Mengapa Allah menyembunyikan wajahNya pada saat yang paling kritis, seakan-akan dengan sukarela menyerahkan pada hukum alam yang buta, tuli dan tidak memiliki belas kasihan...( Fyodor Dostoevky )

Pengekangan diri terbesar yang dilakukan Allah sepanjang sejarah.
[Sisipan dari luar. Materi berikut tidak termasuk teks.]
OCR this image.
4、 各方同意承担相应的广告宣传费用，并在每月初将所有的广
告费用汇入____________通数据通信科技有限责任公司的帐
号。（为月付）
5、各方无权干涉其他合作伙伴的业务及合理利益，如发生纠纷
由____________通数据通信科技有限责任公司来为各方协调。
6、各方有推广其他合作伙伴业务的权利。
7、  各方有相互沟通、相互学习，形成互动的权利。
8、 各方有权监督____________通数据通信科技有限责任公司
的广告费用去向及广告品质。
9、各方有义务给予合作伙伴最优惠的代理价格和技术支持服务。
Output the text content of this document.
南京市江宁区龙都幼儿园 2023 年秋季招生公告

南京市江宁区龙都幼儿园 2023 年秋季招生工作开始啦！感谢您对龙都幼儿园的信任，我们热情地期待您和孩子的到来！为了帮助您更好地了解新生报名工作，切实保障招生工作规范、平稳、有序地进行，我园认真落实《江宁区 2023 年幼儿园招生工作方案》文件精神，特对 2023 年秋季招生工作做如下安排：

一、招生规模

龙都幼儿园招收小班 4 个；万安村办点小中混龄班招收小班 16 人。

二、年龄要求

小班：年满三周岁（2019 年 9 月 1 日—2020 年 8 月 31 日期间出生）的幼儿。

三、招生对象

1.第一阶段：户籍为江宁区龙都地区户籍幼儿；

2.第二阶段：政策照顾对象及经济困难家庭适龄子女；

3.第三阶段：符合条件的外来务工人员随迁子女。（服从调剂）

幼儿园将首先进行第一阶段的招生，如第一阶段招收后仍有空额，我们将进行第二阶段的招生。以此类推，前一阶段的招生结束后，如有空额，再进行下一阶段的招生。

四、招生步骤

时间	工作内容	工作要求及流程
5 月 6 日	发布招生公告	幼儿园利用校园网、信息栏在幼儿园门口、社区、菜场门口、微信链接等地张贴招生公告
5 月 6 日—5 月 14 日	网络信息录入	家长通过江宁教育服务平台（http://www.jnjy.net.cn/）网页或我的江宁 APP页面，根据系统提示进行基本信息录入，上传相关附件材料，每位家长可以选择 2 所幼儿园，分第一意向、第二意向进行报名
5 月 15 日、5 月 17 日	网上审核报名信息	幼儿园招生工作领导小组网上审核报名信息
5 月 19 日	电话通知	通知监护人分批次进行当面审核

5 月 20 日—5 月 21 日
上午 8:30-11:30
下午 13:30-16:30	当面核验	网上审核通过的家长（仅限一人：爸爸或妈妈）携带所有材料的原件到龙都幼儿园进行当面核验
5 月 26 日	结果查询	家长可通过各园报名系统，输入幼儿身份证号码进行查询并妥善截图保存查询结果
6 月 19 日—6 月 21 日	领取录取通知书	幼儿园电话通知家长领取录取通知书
Dia bisa saja membiarkan Hitler, Stalin melakukan kesewenang-wenangan, namun membiarkan anakNya yang tunggal mengalami perlakukan yang begitu brutal, dan berdiam diri saja, dimanakah Allah saat itu ?????

Dalam 7 kalimat yang Yesus ucapkan diatas kayu salib, pada umumnya mengutarakan tentang sesuatu yang lain, bukan tentang kesakitannya. Satu-satunya yang agak dekat dengan keluhan fisik adalah kalimat :"Aku haus", yang ironinya diucapkan oleh seorang yang mengubah berliter-liter air menjadi anggur dan berbicara tentang air hidup yang menghilangkan dahaga selamanya.

Biasanya Kristus menyebut Allah dengan sebutan "Abba atau Bapa", dan hanya sekali ini saja Ia menyebutnya Allah, dalam kalimat, "AllahKu, ya AllahKu mengapa Engkau meninggalkan Aku". Ini adalah sebuah perasaan yang teralienasi, terabaikan, tertolak dan sangat menyakitkan.

CS. Lewis mengatakan: tidak jadi masalah bila diabaikan orang-orang seperti pelayan restoran, swalayan atau orang-orang yang tidak begitu kita kenal, namun bila kita diabaikan oleh orang yang terdekat dengan kita, yang hidup bersamanya bertahun, lalu mendadak mengacuhkan kita, maka itu menjadi masalah besar.

Bagaimanakah dengan kita saat ini..?????
Apakah kita juga mengabaikan dan meninggalkan Dia?
Apakah kita juga larut dalam eforia suksesi penyaliban Dia, ataukah kita memaknai pengorbananNya di kayu salib itu sebagai titik nadir yang membawa kita kepada perubahan Iman dan pelayanan kita kepada sesama..??????

Marilah kita renungkan bersama!
Selamat memasuki Jumat Agung!


Catatan: Terima kasih Pak Phil, rasa sendiri dan ditinggalkan itu sudah akan hadir malam ini dalam acara Tuguran...ternyata murid-muridNya pun tidak sanggup menemani Yesus yang tahu benar apa yang akan dihadapiNya esok. Memang seringkali kita minta Ia temani tapi tidak sanggup menemaniNya.

1 comment:

  1. Anonymous1:28 AM

    Salam Damai,

    waktu juga yang membawa saya mampir di blog yang sarat dengan filosofi kristiani yang mendarat dalam praktek hidup. karunia yang indah mengenal anda melalui blog ini. keep flowing with His word...and magnify Him for He is worthy to be praised.